The Aṣṭākṣara Mantra
Tirumantram (Tamil: திருமந்திரம்) — literally 'the sacred/divine mantra' — is the Tamil Śrī Vaiṣṇava name for the eight-syllable (aṣṭākṣara) mantra: Om Namo Nārāyaṇāya. It is the first and most fundamental of the three rahasyas, transmitted from the Lord Himself through the lineage of Nārāyaṇa → Śrī → Viśvaksena → Nāthamuni → and so on down to the present ācāryas.
Threefold Meaning
Piḷḷai Lokācārya's Mumukṣuppadi expounds the tirumantram's layers systematically. The eight syllables encode:
- Svarūpa (the soul's true nature) — 'Nama' reveals that the soul belongs to Nārāyaṇa, not to itself; it is śeṣa, not śeṣī
- Upāya (the means) — 'Nārāyaṇa' names the Lord as the refuge, the shelter, the savior
- Upeya (the goal) — 'Namo' at the start implies kainkaryam — service as the natural mode of the soul's existence
- Praṇava (Om) — affirms Brahman's nature as the one reality underlying all
Transmission
The tirumantram is traditionally received in the ear from the ācārya at the time of pañca-saṃskāra initiation.
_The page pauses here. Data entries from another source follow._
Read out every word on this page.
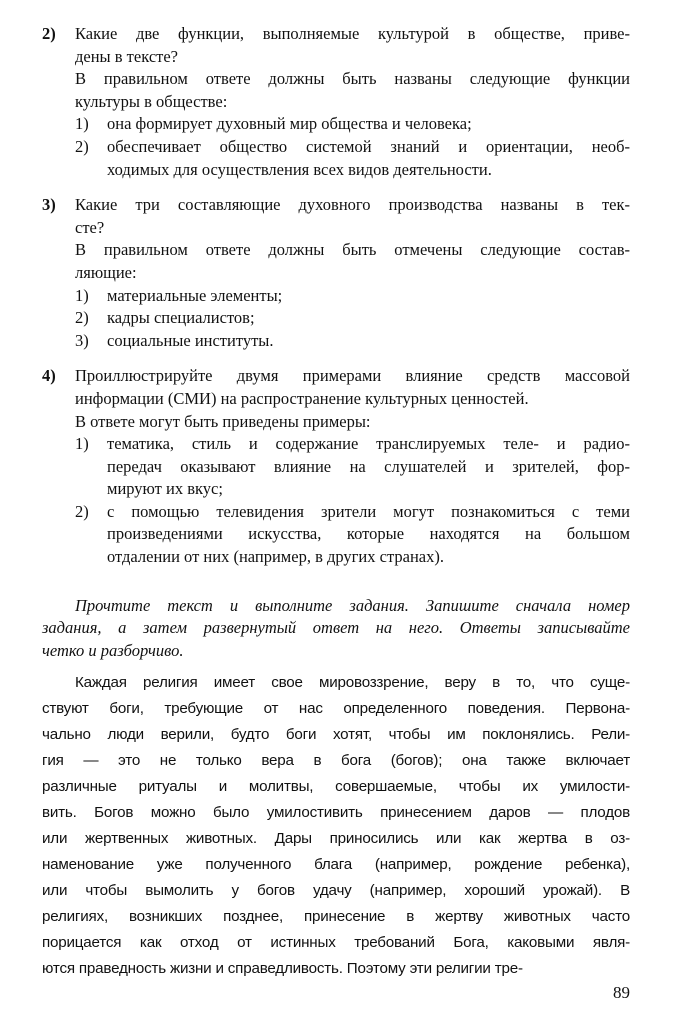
2) Какие две функции, выполняемые культурой в обществе, приве-
дены в тексте?
В правильном ответе должны быть названы следующие функции
культуры в обществе:
1) она формирует духовный мир общества и человека;
2) обеспечивает общество системой знаний и ориентации, необ-
ходимых для осуществления всех видов деятельности.
3) Какие три составляющие духовного производства названы в тек-
сте?
В правильном ответе должны быть отмечены следующие состав-
ляющие:
1) материальные элементы;
2) кадры специалистов;
3) социальные институты.
4) Проиллюстрируйте двумя примерами влияние средств массовой
информации (СМИ) на распространение культурных ценностей.
В ответе могут быть приведены примеры:
1) тематика, стиль и содержание транслируемых теле- и радио-
передач оказывают влияние на слушателей и зрителей, фор-
мируют их вкус;
2) с помощью телевидения зрители могут познакомиться с теми
произведениями искусства, которые находятся на большом
отдалении от них (например, в других странах).
Прочтите текст и выполните задания. Запишите сначала номер
задания, а затем развернутый ответ на него. Ответы записывайте
четко и разборчиво.
Каждая религия имеет свое мировоззрение, веру в то, что суще-
ствуют боги, требующие от нас определенного поведения. Первона-
чально люди верили, будто боги хотят, чтобы им поклонялись. Рели-
гия — это не только вера в бога (богов); она также включает
различные ритуалы и молитвы, совершаемые, чтобы их умилости-
вить. Богов можно было умилостивить принесением даров — плодов
или жертвенных животных. Дары приносились или как жертва в оз-
наменование уже полученного блага (например, рождение ребенка),
или чтобы вымолить у богов удачу (например, хороший урожай). В
религиях, возникших позднее, принесение в жертву животных часто
порицается как отход от истинных требований Бога, каковыми явля-
ются праведность жизни и справедливость. Поэтому эти религии тре-
89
It is never to be uttered casually or publicly — its power and sanctity depend on its proper reception, understanding, and contemplation. The Āzhvārs meditated constantly on this mantra; Nammāzhvār's Tiruvāymozhi is sometimes described as the exhaustive expansion of the Tirumantram.
In Mumukṣuppadi
Piḷḷai Lokācārya's Mumukṣuppadi (with Maṇavāḷa Māmunigaḷ's vyākhyānam) remains the authoritative Śrī Vaiṣṇava treatise on the tirumantram's meaning, covering 273 sūtrams explaining every dimension of the mantra's significance for the prapanna.